Les manifestants déplorent que «dans sa hâte de faire du profit» Dollarama ait complètement ignoré les risques sanitaires durant les premières semaines de la pandémie.
Les manifestants déplorent que «dans sa hâte de faire du profit» Dollarama ait complètement ignoré les risques sanitaires durant les premières semaines de la pandémie.

La santé avant les profits, exigent des employés de Dollarama

MONTRÉAL — Des employés de Dollarama et des sympathisants ont manifesté samedi à Montréal pour réclamer de meilleures mesures de santé et de sécurité afin de lutter contre la COVID-19.

Derrière les murs de ses entrepôts et de son centre de distribution, le détaillant québécois se contente du strict minimum et viole même parfois la loi, a allégué Mostafa Henaway, du Centre des travailleurs et travailleuses immigrants, l’organisateur de la manifestation.

M. Henaway a notamment expliqué que la distanciation physique est presque impossible à respecter dans le centre de distribution où se côtoient près de 1000 travailleurs. Les employés sont constamment en mouvement, se passent des boîtes, il n’y a qu’une salle de bain et une salle de repos, a-t-il illustré.

Les manifestants déplorent que «dans sa hâte de faire du profit» Dollarama ait complètement ignoré les risques sanitaires durant les premières semaines de la pandémie.

«L’entreprise a priorisé l’argent, laissant de côté la santé et sécurité de ses travailleurs et travailleuses», écrivent-ils dans un communiqué.

Le détaillant a été désigné service essentiel dès le début de la pandémie, ce qui lui a permis de surpasser les attentes des analystes et de réaliser un bénéfice de près de 86 millions $ au premier trimestre, selon des données dévoilées cette semaine dans la foulée de l’assemblée générale de ses actionnaires.

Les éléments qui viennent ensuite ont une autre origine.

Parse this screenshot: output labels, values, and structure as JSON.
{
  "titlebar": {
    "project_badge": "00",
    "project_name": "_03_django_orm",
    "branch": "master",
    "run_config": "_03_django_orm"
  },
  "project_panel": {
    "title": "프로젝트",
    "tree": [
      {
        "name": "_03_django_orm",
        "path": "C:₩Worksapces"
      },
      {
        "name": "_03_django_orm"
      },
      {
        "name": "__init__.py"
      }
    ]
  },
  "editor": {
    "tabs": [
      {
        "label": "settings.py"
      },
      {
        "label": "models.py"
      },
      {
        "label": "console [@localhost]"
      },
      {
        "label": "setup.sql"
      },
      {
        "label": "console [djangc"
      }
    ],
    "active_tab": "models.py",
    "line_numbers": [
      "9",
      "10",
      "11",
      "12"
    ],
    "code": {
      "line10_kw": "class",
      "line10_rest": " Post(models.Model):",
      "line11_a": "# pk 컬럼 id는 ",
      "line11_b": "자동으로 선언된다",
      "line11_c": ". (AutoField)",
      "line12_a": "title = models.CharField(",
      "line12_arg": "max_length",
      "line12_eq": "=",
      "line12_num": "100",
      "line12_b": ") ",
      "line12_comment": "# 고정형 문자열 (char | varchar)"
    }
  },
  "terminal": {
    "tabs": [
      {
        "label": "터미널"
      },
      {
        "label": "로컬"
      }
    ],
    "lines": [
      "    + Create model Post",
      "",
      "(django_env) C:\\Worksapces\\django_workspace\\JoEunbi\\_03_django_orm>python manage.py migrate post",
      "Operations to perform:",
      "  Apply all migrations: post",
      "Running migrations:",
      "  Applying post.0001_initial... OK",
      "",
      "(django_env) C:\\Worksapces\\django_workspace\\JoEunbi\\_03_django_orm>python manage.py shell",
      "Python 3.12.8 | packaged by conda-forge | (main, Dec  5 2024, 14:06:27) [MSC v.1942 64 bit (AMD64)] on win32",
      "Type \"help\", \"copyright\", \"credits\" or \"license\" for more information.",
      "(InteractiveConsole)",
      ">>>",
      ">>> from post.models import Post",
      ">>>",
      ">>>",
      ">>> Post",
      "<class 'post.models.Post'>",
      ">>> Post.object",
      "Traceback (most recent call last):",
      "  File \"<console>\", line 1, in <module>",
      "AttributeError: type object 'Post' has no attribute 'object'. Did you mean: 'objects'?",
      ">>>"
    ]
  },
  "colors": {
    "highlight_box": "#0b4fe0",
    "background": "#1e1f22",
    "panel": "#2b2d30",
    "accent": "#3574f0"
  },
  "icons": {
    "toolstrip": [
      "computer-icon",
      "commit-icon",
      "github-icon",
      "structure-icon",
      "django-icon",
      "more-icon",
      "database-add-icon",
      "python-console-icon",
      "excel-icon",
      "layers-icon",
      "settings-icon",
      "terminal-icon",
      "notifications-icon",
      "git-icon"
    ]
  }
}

Selon les manifestants, Dollarama devrait continuer de leur verser la prime de trois dollars de l’heure lorsque la pandémie sera terminée.

Congédiements

Plusieurs employés qui se sont plaints des conditions de travail dans le contexte de la COVID-19 ont été carrément congédiés, indiquent les manifestants, si bien qu’un climat de peur règne dans les installations de l’entreprise.

L’un d’eux, Aines Charles, malgré ses dix ans de service, aurait été remercié après avoir indiqué à un superviseur la présence de nombreux cas de COVID-19 parmi ses collègues. La direction aurait alors demandé à l’agence de placement qui l’employait de le mettre fin à son emploi.

Un autre aurait également été retiré des rangs de l’entreprise pour avoir réclamé davantage de mesures de protection.

«On m’a appelé au bureau le jour même et mis fin à mon contrat, après trois ans de travail», indique le communiqué.

Les employés estiment que leur employeur devrait les embaucher directement, plutôt que de les recruter par l’entremise d’agences de placement.

Fausses allégations

Dollarama a décliné une demande d’entrevue de La Presse canadienne.

Dans une déclaration transmise par courriel, l’entreprise a soutenu avoir mis en oeuvre «toutes les mesures nécessaires» afin de protéger ses employés et que les organisateurs ne font que lancer des «allégations» qui sont «fausses».

Le détaillant doute même que ses employés participent à la manifestation.

«Nous n’avons reçu aucune communication directe à l’effet que les travailleurs d’agences sont insatisfaits de leurs conditions dans nos établissements», écrit la porte-parole Lyla Radmanovich.

La Presse canadienne a pu toutefois constater que des employés de l’entreprise figuraient parmi les manifestants.
Mme Radmanovich se questionne même sur les motifs des organisateurs et de leurs attaques.